Machine Learning-Based Forecasting of Agricultural Commodity Prices Using Ensemble Models

Price Prediction Random Forest Linear Regression XGBoost Food Commodities

Authors

Downloads

This study aims to forecast the prices of key food commodities including garlic, shallots, cayenne pepper, and red chili in Kota Singkawang using three machine learning models: Linear Regression, Random Forest, and XGBoost. The dataset, sourced from BPS Kota Singkawang for the 2016–2023 period, underwent preprocessing to address missing values and outliers, followed by correlation-based feature selection.
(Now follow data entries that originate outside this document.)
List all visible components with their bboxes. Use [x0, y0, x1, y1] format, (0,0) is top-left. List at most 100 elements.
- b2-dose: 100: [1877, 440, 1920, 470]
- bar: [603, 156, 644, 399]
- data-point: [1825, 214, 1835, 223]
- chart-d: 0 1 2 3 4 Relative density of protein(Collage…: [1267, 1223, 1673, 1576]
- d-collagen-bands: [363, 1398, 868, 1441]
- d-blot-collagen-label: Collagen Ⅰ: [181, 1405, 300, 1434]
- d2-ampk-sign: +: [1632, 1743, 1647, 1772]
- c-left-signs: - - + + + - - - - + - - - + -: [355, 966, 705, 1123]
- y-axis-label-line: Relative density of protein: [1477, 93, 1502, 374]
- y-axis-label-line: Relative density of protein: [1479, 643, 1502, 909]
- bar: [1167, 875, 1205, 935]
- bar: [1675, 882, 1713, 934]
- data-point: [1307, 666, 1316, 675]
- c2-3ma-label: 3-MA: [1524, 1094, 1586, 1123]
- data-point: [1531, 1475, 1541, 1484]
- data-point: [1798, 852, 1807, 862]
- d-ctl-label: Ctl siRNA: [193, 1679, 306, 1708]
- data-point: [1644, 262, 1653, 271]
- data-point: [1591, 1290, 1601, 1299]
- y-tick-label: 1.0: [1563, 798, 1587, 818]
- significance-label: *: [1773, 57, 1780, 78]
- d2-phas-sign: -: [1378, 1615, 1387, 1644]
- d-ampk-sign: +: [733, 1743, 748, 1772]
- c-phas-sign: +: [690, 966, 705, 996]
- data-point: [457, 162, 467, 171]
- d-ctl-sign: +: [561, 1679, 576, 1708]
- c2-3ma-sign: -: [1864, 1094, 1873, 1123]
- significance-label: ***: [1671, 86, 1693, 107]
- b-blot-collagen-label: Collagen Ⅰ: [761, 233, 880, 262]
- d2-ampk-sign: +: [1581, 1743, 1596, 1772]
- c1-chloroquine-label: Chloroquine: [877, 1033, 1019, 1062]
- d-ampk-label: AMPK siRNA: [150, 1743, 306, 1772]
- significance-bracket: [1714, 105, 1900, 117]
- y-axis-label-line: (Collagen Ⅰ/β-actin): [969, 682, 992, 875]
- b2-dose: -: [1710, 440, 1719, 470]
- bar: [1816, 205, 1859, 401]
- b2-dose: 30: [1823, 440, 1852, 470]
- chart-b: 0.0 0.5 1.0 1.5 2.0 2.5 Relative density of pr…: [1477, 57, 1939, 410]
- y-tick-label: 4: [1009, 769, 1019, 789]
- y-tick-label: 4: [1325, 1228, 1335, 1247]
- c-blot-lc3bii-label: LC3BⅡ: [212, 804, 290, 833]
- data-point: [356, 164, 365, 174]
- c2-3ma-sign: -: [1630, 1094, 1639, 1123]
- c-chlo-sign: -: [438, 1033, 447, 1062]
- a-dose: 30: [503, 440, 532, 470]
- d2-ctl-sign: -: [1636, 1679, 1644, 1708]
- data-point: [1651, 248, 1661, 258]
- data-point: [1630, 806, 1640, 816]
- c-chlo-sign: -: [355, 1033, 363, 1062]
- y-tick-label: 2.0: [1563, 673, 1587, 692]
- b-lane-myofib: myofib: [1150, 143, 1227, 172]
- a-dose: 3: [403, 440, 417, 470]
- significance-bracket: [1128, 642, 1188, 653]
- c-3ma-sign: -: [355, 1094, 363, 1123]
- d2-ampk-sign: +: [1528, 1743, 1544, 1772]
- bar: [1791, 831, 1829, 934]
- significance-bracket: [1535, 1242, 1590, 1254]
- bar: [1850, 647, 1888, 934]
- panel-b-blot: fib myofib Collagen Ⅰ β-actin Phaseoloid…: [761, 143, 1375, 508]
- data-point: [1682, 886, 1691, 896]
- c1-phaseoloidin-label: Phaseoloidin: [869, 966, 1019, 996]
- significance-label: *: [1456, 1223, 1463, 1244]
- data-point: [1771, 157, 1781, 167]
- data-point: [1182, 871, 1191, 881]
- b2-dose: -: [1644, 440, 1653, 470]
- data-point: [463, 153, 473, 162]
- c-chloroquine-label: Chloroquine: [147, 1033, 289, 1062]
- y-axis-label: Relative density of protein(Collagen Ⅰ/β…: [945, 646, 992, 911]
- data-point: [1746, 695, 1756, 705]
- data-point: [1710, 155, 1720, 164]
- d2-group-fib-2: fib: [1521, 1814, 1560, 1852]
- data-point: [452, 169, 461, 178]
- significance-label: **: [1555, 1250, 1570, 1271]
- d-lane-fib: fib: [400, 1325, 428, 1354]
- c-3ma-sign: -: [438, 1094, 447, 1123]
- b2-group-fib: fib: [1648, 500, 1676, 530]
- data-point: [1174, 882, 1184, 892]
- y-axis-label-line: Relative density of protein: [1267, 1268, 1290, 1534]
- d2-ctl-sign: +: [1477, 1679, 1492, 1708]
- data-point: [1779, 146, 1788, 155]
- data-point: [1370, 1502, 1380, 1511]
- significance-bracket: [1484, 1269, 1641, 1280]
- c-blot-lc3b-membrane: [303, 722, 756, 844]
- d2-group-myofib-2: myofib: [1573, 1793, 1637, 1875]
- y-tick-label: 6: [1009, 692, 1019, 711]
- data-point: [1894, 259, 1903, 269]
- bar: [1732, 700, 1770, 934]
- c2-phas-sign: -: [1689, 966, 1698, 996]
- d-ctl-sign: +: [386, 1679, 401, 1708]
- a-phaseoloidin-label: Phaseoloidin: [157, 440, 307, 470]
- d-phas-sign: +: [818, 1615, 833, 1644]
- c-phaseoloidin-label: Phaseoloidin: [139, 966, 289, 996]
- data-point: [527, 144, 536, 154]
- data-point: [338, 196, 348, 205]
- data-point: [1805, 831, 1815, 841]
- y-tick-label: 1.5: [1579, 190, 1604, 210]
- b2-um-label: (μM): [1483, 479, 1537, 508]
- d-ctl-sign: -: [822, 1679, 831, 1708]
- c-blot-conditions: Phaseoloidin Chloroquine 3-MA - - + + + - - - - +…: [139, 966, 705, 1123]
Model training involved grid search and cross-validation to ensure robust performance evaluation. The findings indicate that XGBoost consistently outperforms the other models, achieving the highest R² values (up to 0.82) and the lowest MAPE (5–10%), demonstrating its ability to capture complex nonlinear relationships and account for external factors such as inflation and seasonality. Random Forest ranked second in predictive accuracy, especially for garlic, while Linear Regression was less effective for volatile commodities. Notably, features such as rainfall intensity and national holidays were found to significantly influence price movements. The novelty of this research lies in its localized approach to price forecasting using ensemble models combined with macroeconomic and climatic variables. The results offer a practical tool for local policymakers to anticipate price volatility and design evidence-based interventions to enhance food security and price stability at the regional level.